欧州車では、フィアット500eや、プジョーe208といった、小型で身近なEVも出はじめた。だが、日本市場に導入されるそれらは、新車価格が400万円以上する。それに対し、日産サクラと三菱eKクロスEVは、約240~295万円という価格帯で、輸入車の半値に近い。ある意味で、EVの価格破壊的な衝撃をもたらしている。
 クルマ大国といえる欧米は、日本に比べ大都市部においても公共交通機関が必ずしも十分に整備されておらず、クルマでの移動が必要だ。日本も、地方都市や郊外では、欧米と同様の状況だ。そうしたなか、欧米では高性能な上級EVが選択肢を増やしているが、庶民が日々の足に使うようなEVはまだ限定的で、なおかつ高価だ。いかに性能を満たしながら、販売価格を下げられるかがこれからの課題となっている。
 そうしたなか、日産サクラと三菱eKクロスEVの果たした役割は大きい。

安くて性能もいいEVの登場が期待される
 ここまでの低価格帯を実現できた背景にあるのが、世界のどの自動車メーカーより早くEVを十数年前に市販した先駆者であることだ。両軽乗用EVで使われているバッテリーは、日産リーフで使われているものそのままで、容量を半分にしただけだ。駆動用のモーターは、ノートe-Powerの4輪駆動の後輪用を流用している。そのうえで、十数年にわたりi-MiEVを生産してきた三菱の水島工場の生産工程に、わずかな投資の追加で新型を製造できる点も低価格化に効いている。
 このようなEVやハイブリッド技術の積み重ねを経て、共通部品を使えたり、生産設備を流用できたりするからこそ、低価格を実現できているのである。
 日産や三菱に遅れて近年EVを扱いはじめたメーカーは、まだ部品の量産数が限られ、原価低減に間に合わない。製造設備もまだ新しい。原価低減の手立てが不足している。
 では、共通部品を使う小型EVの性能が低いかというとそうではない。日産サクラと三菱eKクロスEVのモーター出力は、軽自動車のガソリンターボと同じ数値で、最大トルクは約2倍だ。車両重量が重くなる分、重厚な走行感覚になり、なおかつ静粛性は高い。クルマの商品性として、エンジン車とは格段の差がある。
 ホンダeは、450万円以上するが、ドアミラーの代わりにカメラを使ったり、ダッシュボード前面に液晶画面を設定したり、EVであるだけでなく、先進技術への挑戦が加味されている。エンジン車では前輪駆動(FWD)を主力とするホンダだが、ホンダeでは後輪駆動を選んだことで、小まわりがきき日常での運転しやすさを高めている。そうした経験を基にした、次のEVに期待がある。まずは、軽商用EVが国内に向けた次の目標となるが、原価への挑戦と商品性の確保が鍵を握るだろう。

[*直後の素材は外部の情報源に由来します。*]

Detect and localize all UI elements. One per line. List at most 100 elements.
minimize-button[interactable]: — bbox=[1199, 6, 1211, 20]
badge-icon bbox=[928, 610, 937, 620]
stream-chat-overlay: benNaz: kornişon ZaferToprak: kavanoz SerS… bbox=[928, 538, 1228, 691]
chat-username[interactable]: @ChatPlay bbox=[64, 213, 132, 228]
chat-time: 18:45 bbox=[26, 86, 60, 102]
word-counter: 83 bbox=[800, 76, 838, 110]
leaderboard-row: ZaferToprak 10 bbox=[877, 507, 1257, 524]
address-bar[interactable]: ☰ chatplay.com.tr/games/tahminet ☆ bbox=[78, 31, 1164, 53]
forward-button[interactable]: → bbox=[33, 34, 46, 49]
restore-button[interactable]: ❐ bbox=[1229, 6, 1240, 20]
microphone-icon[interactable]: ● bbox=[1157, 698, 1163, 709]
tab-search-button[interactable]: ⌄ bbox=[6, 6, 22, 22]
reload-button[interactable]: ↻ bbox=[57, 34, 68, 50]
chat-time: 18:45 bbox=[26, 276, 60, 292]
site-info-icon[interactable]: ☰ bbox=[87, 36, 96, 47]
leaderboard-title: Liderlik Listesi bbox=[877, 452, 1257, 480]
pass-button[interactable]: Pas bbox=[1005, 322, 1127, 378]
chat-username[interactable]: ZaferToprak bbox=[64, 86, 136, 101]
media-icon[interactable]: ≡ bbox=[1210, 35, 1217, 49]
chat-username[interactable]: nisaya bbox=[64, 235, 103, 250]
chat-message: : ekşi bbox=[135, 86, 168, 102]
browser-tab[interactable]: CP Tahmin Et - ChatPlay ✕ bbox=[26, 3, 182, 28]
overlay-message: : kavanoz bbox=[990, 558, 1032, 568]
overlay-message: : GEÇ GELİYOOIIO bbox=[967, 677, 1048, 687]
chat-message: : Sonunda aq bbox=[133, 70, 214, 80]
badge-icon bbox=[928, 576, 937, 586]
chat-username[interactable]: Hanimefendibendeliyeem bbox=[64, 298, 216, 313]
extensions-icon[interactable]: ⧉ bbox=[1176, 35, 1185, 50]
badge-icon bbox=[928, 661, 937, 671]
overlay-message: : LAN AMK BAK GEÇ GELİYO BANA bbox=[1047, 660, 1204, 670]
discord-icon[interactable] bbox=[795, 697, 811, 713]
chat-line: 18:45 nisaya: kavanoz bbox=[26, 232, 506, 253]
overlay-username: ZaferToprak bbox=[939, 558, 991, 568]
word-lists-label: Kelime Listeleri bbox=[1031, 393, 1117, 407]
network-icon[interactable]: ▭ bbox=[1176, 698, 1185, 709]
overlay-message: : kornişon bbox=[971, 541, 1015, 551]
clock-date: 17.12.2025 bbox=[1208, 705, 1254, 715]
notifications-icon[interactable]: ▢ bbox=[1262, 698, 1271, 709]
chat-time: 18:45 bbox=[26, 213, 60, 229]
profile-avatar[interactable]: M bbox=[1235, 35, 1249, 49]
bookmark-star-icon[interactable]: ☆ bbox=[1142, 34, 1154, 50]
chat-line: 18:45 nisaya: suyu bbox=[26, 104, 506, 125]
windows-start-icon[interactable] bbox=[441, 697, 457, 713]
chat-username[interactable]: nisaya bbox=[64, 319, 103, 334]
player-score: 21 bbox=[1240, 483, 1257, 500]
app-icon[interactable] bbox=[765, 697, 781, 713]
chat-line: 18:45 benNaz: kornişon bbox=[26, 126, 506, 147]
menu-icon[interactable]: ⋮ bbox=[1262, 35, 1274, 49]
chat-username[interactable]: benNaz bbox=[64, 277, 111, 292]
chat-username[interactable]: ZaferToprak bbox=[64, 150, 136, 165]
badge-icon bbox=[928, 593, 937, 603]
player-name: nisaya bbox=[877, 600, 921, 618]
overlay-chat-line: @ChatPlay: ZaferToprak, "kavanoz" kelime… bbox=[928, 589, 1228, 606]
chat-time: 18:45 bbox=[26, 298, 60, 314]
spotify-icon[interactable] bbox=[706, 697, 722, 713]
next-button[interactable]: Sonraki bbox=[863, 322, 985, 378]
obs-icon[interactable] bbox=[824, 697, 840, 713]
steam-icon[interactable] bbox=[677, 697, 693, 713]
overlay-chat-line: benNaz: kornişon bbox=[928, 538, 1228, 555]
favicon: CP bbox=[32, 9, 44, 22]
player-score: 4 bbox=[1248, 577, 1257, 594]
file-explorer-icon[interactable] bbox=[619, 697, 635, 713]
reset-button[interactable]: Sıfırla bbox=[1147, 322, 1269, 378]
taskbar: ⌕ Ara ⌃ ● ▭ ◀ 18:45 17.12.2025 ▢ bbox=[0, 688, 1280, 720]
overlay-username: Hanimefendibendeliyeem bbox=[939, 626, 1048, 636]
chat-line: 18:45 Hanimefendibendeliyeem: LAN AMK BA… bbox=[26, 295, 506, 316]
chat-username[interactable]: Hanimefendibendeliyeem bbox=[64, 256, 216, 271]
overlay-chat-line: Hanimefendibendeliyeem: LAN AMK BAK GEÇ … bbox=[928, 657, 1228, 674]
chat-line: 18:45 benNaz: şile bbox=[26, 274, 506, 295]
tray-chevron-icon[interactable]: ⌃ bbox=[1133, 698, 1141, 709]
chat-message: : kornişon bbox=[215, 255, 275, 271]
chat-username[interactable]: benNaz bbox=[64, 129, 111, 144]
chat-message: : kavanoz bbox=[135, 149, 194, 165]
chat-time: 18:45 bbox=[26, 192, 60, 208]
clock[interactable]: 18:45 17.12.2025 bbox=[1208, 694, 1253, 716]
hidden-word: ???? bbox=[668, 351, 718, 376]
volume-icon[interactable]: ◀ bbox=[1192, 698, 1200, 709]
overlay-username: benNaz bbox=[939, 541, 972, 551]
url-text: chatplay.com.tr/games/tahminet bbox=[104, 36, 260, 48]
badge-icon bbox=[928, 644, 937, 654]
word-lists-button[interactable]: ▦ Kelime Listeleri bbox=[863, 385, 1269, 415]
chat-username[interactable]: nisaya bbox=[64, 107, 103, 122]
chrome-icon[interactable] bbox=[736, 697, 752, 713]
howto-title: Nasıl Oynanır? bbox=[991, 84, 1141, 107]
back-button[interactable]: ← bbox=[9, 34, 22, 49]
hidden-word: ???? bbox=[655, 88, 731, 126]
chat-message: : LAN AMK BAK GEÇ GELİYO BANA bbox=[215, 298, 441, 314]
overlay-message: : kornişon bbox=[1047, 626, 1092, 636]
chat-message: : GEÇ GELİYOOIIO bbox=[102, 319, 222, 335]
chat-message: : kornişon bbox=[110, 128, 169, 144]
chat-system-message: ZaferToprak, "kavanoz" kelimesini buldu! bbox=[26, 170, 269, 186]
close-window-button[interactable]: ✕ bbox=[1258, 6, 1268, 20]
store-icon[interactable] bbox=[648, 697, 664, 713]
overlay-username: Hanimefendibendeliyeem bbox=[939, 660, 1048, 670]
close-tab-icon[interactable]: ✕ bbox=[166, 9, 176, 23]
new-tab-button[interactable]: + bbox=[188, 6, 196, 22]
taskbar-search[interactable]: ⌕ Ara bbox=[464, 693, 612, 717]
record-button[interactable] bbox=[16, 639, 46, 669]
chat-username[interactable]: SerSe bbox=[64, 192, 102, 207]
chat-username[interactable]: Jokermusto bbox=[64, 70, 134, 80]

自動車大国日本というだけあって、EVもHonda eをはじめとした個性豊かなモデルが多く揃っている。トヨタやスバルからもbZ4Xやソルテラが出たばかり。革命は既に始まっているのかもしれない

 いずれにしても、世界的に小型EVの充実が今後の課題だ。エンジン車と変わらず、市場を左右する車種だからだ。そのうえで、小型で廉価だから、性能や質には我慢するといったこれまでの価値観が、EVでは転換していくだろう。安くても、いいものを手に入れられる時代が来るのだ。EVで注目すべきは、小型車の価格と商品性向上への両立と、そのための提案力になっていくはずだ。従来の上下関係ではなく、大小を問わない良品の勝負になっていく。